Espantoso é que tenha deixado de haver influências políticas na gestão dos casos, que tenha deixado de haver pressões sobre investigadores e procuradores, que tenha deixado de haver um PGR que, depois de ameaçar pôr escutas nos jornais, como ameaçou, as tenha mandado queimar, como mandou, aliás de sociedade com um tal Nascimento, que desautorizou os seus pares para proteger o poder político. Espantoso é que já não haja as manigâncias a que assistimos, por exemplo no caso Casa Pia, onde se chegou ao ponto de legislar para punir os juízes em vez dos suspeitos. Espantoso, mas pela positiva.
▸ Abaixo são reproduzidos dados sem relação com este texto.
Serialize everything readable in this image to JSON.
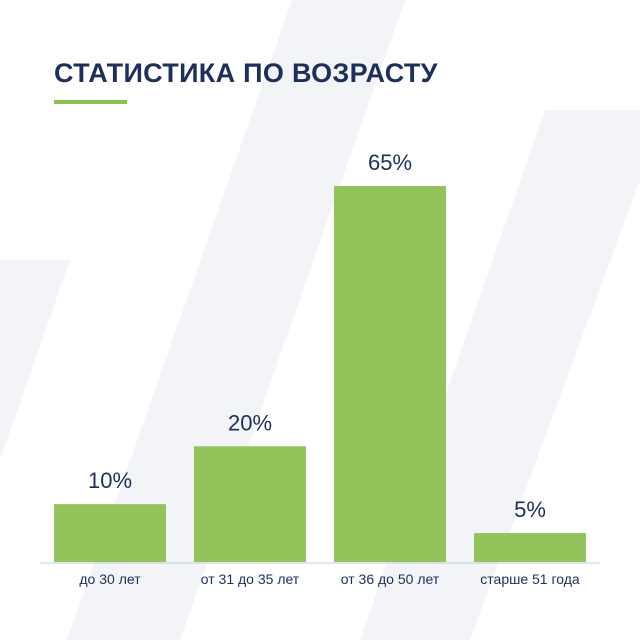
{
  "title": "СТАТИСТИКА ПО ВОЗРАСТУ",
  "colors": {
    "title": "#1f2f5c",
    "accent": "#8fc04f",
    "bar": "#95c35b",
    "baseline": "#c4ccd8",
    "label": "#1f2f5c",
    "background_shape": "#f2f4f8"
  },
  "chart_data": {
    "type": "bar",
    "categories": [
      "до 30 лет",
      "от 31 до 35 лет",
      "от 36 до 50 лет",
      "старше 51 года"
    ],
    "values": [
      10,
      20,
      65,
      5
    ],
    "value_labels": [
      "10%",
      "20%",
      "65%",
      "5%"
    ],
    "title": "СТАТИСТИКА ПО ВОЗРАСТУ",
    "xlabel": "",
    "ylabel": "",
    "ylim": [
      0,
      65
    ],
    "grid": false,
    "legend": "none"
  }
}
Pela negativa, espantoso é que, no universo do comentário e não só, tenha aparecido uma data de gente a dizer que o problema é a forma como o fulano foi preso, sabendo as televisões do assunto antecipadamente. Quer dizer, os mesmos artistas que se dedicam a criticar a falta de “transparência” de tudo e mais alguma coisa, de repente achem que ninguém devia saber deste assunto! Espantoso é que até tenha aparecido um opinionista, o sinistro fundamentaleiro do PS Adão da Silva, aos gritos que a justiça não tem escrúpulos e trata o Pinto de Sousa sem o devido respeito!
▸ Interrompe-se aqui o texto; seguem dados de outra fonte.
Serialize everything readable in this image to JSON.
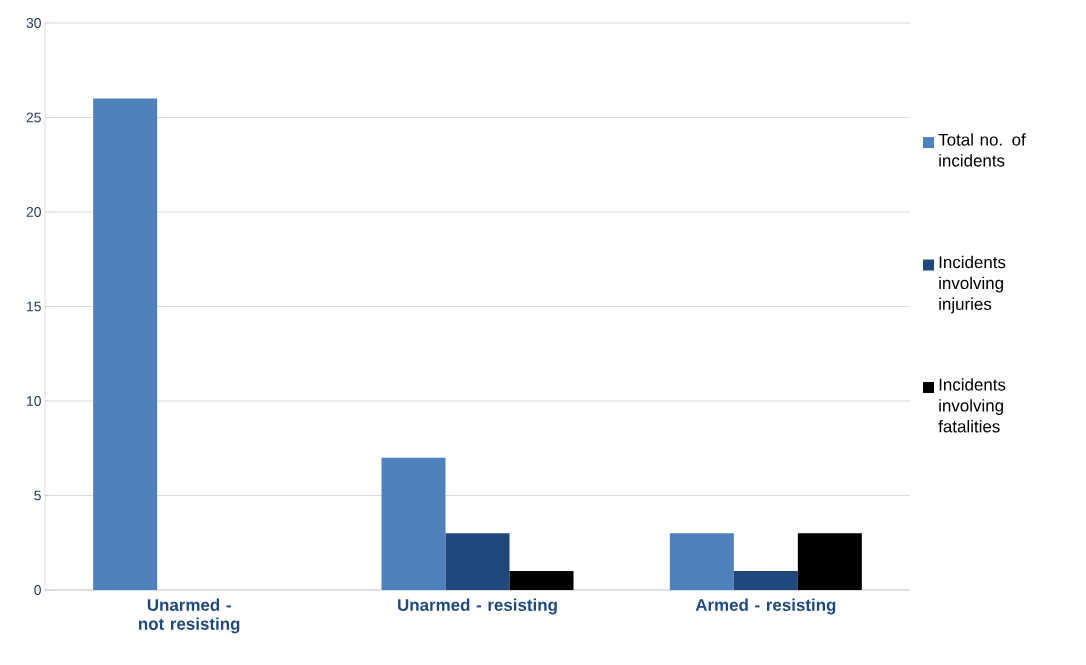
{
  "chart_data": {
    "type": "bar",
    "categories": [
      "Unarmed - not resisting",
      "Unarmed - resisting",
      "Armed - resisting"
    ],
    "series": [
      {
        "name": "Total no. of incidents",
        "color": "#4f81bd",
        "values": [
          26,
          7,
          3
        ]
      },
      {
        "name": "Incidents involving injuries",
        "color": "#1f497d",
        "values": [
          0,
          3,
          1
        ]
      },
      {
        "name": "Incidents involving fatalities",
        "color": "#000000",
        "values": [
          0,
          1,
          3
        ]
      }
    ],
    "ylim": [
      0,
      30
    ],
    "yticks": [
      0,
      5,
      10,
      15,
      20,
      25,
      30
    ],
    "grid": "y",
    "legend": "right"
  }
}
Espantoso é que o número dois do Pinto de Sousa, no governo e no PS, e chefe dos seus reabilitadores, o notório Costa, tenha sacudido a água do capote, tenha dito que a justiça é a justiça e a política é a política. Isto, no dia seguinte a ter afirmado que o Macedo é um gajo porreiro porque se demitiu, assumindo a “responsabilidade política” na questão dos vistos. Então, ele, Costa, que tem funcionários da CML a ser investigados pelo mesmo assunto não se demite da CML? Não tem “responsabilidade política”? Ele, que era o menino querido do Pinto de Sousa, que fechou os olhos a todas as malfeitorias do homem, que anda há semanas a tratar de o fazer regressar ao altar dos santinhos da política acompanhado de toda a sua trupe, em vez de se demitir do partido toma gloriosamente posse do cargo de secretário-geral e aceita ser “candidato a primeiro-ministro”. Então no seu caso, não há a mesmíssima “responsabilidade política”, ou mais?
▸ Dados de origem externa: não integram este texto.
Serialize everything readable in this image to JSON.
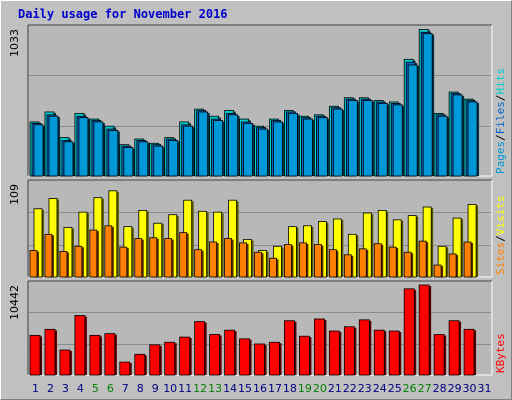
{
  "title": "Daily usage for November 2016",
  "colors": {
    "background": "#c0c0c0",
    "plot": "#b8b8b8",
    "grid": "#8c8c8c",
    "hits": "#00cccc",
    "files": "#0066cc",
    "pages": "#0098d6",
    "visits": "#ffff00",
    "sites": "#ff8000",
    "kbytes": "#ff0000",
    "weekend_label": "#008000",
    "weekday_label": "#000080"
  },
  "chart_data": [
    {
      "type": "bar",
      "ymax_label": "1033",
      "legend": [
        "Pages",
        "Files",
        "Hits"
      ],
      "legend_separator": "/",
      "categories": [
        "1",
        "2",
        "3",
        "4",
        "5",
        "6",
        "7",
        "8",
        "9",
        "10",
        "11",
        "12",
        "13",
        "14",
        "15",
        "16",
        "17",
        "18",
        "19",
        "20",
        "21",
        "22",
        "23",
        "24",
        "25",
        "26",
        "27",
        "28",
        "29",
        "30",
        "31"
      ],
      "weekend_days": [
        "5",
        "6",
        "12",
        "13",
        "19",
        "20",
        "26",
        "27"
      ],
      "ylim": [
        0,
        1033
      ],
      "series": [
        {
          "name": "Hits",
          "values": [
            380,
            450,
            270,
            440,
            400,
            350,
            220,
            260,
            230,
            270,
            380,
            470,
            420,
            460,
            400,
            350,
            400,
            460,
            420,
            430,
            490,
            550,
            550,
            530,
            520,
            820,
            1030,
            440,
            590,
            540,
            0
          ]
        },
        {
          "name": "Files",
          "values": [
            370,
            430,
            250,
            420,
            390,
            330,
            210,
            250,
            220,
            260,
            360,
            460,
            400,
            440,
            380,
            340,
            390,
            450,
            410,
            420,
            480,
            540,
            540,
            520,
            510,
            800,
            1010,
            430,
            580,
            530,
            0
          ]
        },
        {
          "name": "Pages",
          "values": [
            360,
            420,
            240,
            410,
            380,
            320,
            200,
            240,
            210,
            250,
            350,
            450,
            390,
            430,
            370,
            330,
            380,
            440,
            400,
            410,
            470,
            530,
            530,
            510,
            500,
            780,
            1000,
            420,
            570,
            520,
            0
          ]
        }
      ]
    },
    {
      "type": "bar",
      "ymax_label": "109",
      "legend": [
        "Sites",
        "Visits"
      ],
      "legend_separator": "/",
      "categories": [
        "1",
        "2",
        "3",
        "4",
        "5",
        "6",
        "7",
        "8",
        "9",
        "10",
        "11",
        "12",
        "13",
        "14",
        "15",
        "16",
        "17",
        "18",
        "19",
        "20",
        "21",
        "22",
        "23",
        "24",
        "25",
        "26",
        "27",
        "28",
        "29",
        "30",
        "31"
      ],
      "ylim": [
        0,
        109
      ],
      "series": [
        {
          "name": "Visits",
          "values": [
            80,
            92,
            58,
            76,
            93,
            101,
            59,
            78,
            63,
            73,
            90,
            77,
            76,
            90,
            44,
            31,
            36,
            59,
            60,
            65,
            68,
            50,
            75,
            78,
            67,
            72,
            82,
            36,
            69,
            85,
            0
          ]
        },
        {
          "name": "Sites",
          "values": [
            31,
            50,
            30,
            36,
            55,
            60,
            35,
            45,
            46,
            45,
            52,
            32,
            41,
            45,
            40,
            29,
            22,
            38,
            40,
            38,
            32,
            26,
            33,
            39,
            35,
            29,
            42,
            14,
            27,
            41,
            0
          ]
        }
      ]
    },
    {
      "type": "bar",
      "ymax_label": "10442",
      "legend": [
        "KBytes"
      ],
      "categories": [
        "1",
        "2",
        "3",
        "4",
        "5",
        "6",
        "7",
        "8",
        "9",
        "10",
        "11",
        "12",
        "13",
        "14",
        "15",
        "16",
        "17",
        "18",
        "19",
        "20",
        "21",
        "22",
        "23",
        "24",
        "25",
        "26",
        "27",
        "28",
        "29",
        "30",
        "31"
      ],
      "ylim": [
        0,
        10442
      ],
      "series": [
        {
          "name": "KBytes",
          "values": [
            4600,
            5300,
            2900,
            6900,
            4600,
            4800,
            1500,
            2400,
            3500,
            3800,
            4400,
            6200,
            4700,
            5200,
            4200,
            3600,
            3800,
            6300,
            4500,
            6500,
            5100,
            5600,
            6400,
            5200,
            5100,
            10000,
            10442,
            4700,
            6300,
            5300,
            0
          ]
        }
      ]
    }
  ]
}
Assinale-se, a título de anedota, que o guru do nacional-trotskismo, o camarada Louçã, veio sublinhar a “diferença” entre a detenção do Pinto de Sousa e a do Ricardo Salgado, protestando contra as diferenças de tratamento que as autoridades deram a um e a outro. Devia querer chamar a atenção para o que separa um pobre político de um abominável banqueiro. A verdade é que um foi preso em casa, outro no aeroporto. Ambas as detenções tiveram a devida publicidade. Qual é a diferença? Explico: é que as altas e retorcidas meninges do Louçã são capazes de imaginar?
Pinto de Sousa bem pode estar contente com este tipo de solidariedade, com certeza a somar à da maçonaria, do Mário Soares e de mais umas centenas de taradinhos que por aí vegetam e que não deixarão de se manifestar.